"If nested you can access the previous level by doubling the first letter of the symbol. For example, '%ttest' would get you the previous [containing?] 'test' form, while '%eeelse' would get you the 'else' form 2 levels up. In the `aand` and `aor` macros you can reference arguments by using a symbol of form `<star><num>` where 'num' is the 1-index of the argument. Previous levels are accessed by doubling the `<star>` character. So the second 'test' form of an `aand` can by accessed with `<star>2` and the third argument of the previous [containing?] `aand` would be `<star><star>3`." [Working around the crappy pseudomarkdown here.]
Staring at these examples again, another thought occurs to me: do these macros cause multiple evaluation, or are the equivalences above just loose? Can anybody tell? I can't tell just from skimming the implementation.
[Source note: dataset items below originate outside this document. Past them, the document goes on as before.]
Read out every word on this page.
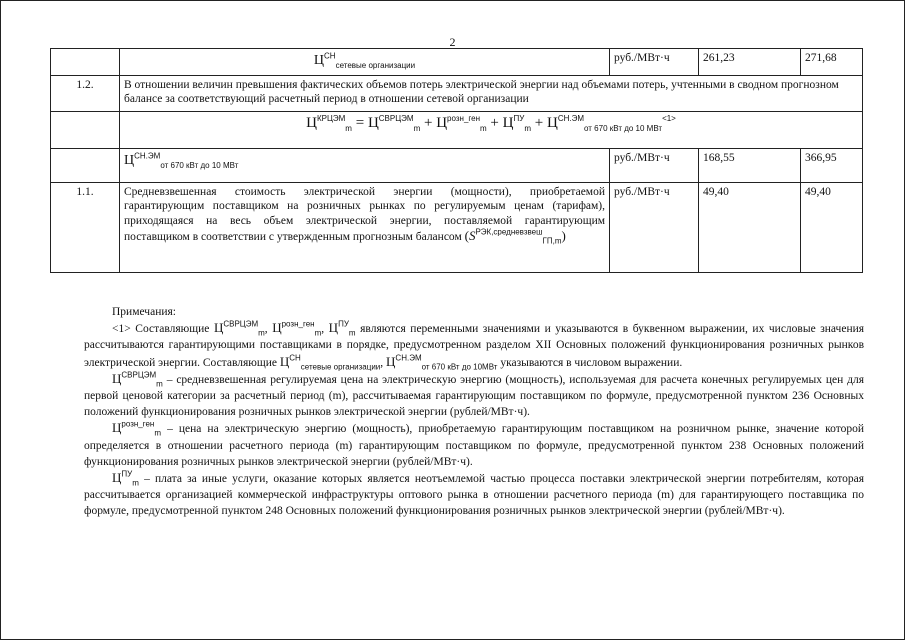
2
	$Ц^{СН}_{сетевые организации}$	руб./МВт·ч	261,23	271,68
1.2.	В отношении величин превышения фактических объемов потерь электрической энергии над объемами потерь, учтенными в сводном прогнозном балансе за соответствующий расчетный период в отношении сетевой организации			
	$Ц^{КРЦЭМ}_m = Ц^{СВРЦЭМ}_m + Ц^{розн\_ген}_m + Ц^{ПУ}_m + Ц^{СН.ЭМ}_{от 670 кВт до 10 МВт}^{<1>}$
	$Ц^{СН.ЭМ}_{от 670 кВт до 10 МВт}$	руб./МВт·ч	168,55	366,95
1.1.	Средневзвешенная стоимость электрической энергии (мощности), приобретаемой гарантирующим поставщиком на розничных рынках по регулируемым ценам (тарифам), приходящаяся на весь объем электрической энергии, поставляемой гарантирующим поставщиком в соответствии с утвержденным прогнозным балансом $(S^{РЭК,средневзвеш}_{ГП,m})$	руб./МВт·ч	49,40	49,40

Примечания:

<1> Составляющие $Ц^{СВРЦЭМ}_m$, $Ц^{розн\_ген}_m$, $Ц^{ПУ}_m$ являются переменными значениями и указываются в буквенном выражении, их числовые значения рассчитываются гарантирующими поставщиками в порядке, предусмотренном разделом XII Основных положений функционирования розничных рынков электрической энергии. Составляющие $Ц^{СН}_{сетевые организации}$, $Ц^{СН.ЭМ}_{от 670 кВт до 10МВт}$ указываются в числовом выражении.

$Ц^{СВРЦЭМ}_m$ – средневзвешенная регулируемая цена на электрическую энергию (мощность), используемая для расчета конечных регулируемых цен для первой ценовой категории за расчетный период (m), рассчитываемая гарантирующим поставщиком по формуле, предусмотренной пунктом 236 Основных положений функционирования розничных рынков электрической энергии (рублей/МВт·ч).

$Ц^{розн\_ген}_m$ – цена на электрическую энергию (мощность), приобретаемую гарантирующим поставщиком на розничном рынке, значение которой определяется в отношении расчетного периода (m) гарантирующим поставщиком по формуле, предусмотренной пунктом 238 Основных положений функционирования розничных рынков электрической энергии (рублей/МВт·ч).

$Ц^{ПУ}_m$ – плата за иные услуги, оказание которых является неотъемлемой частью процесса поставки электрической энергии потребителям, которая рассчитывается организацией коммерческой инфраструктуры оптового рынка в отношении расчетного периода (m) для гарантирующего поставщика по формуле, предусмотренной пунктом 248 Основных положений функционирования розничных рынков электрической энергии (рублей/МВт·ч).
If they're doing multiple evaluations they're a lot less useful than Paul Graham's original anaphoric macros even if they seem superficially more powerful/expressive.
"Note that as of right now the symbols are replaced by copying in the expression it references, not by binding to a common variable. Hence not suitable for using with expressions that cause side-effects or involve a lot of computation. That will be changed soon."
I presume, by reading this, these expressions will be evaluated each time they are triggered within the operation, so the answer is - yes they will. But, as the read-me also suggests, this is a "WORK IN PROGRESS" and the author has stated intentions to assign variables, which would solve the issue.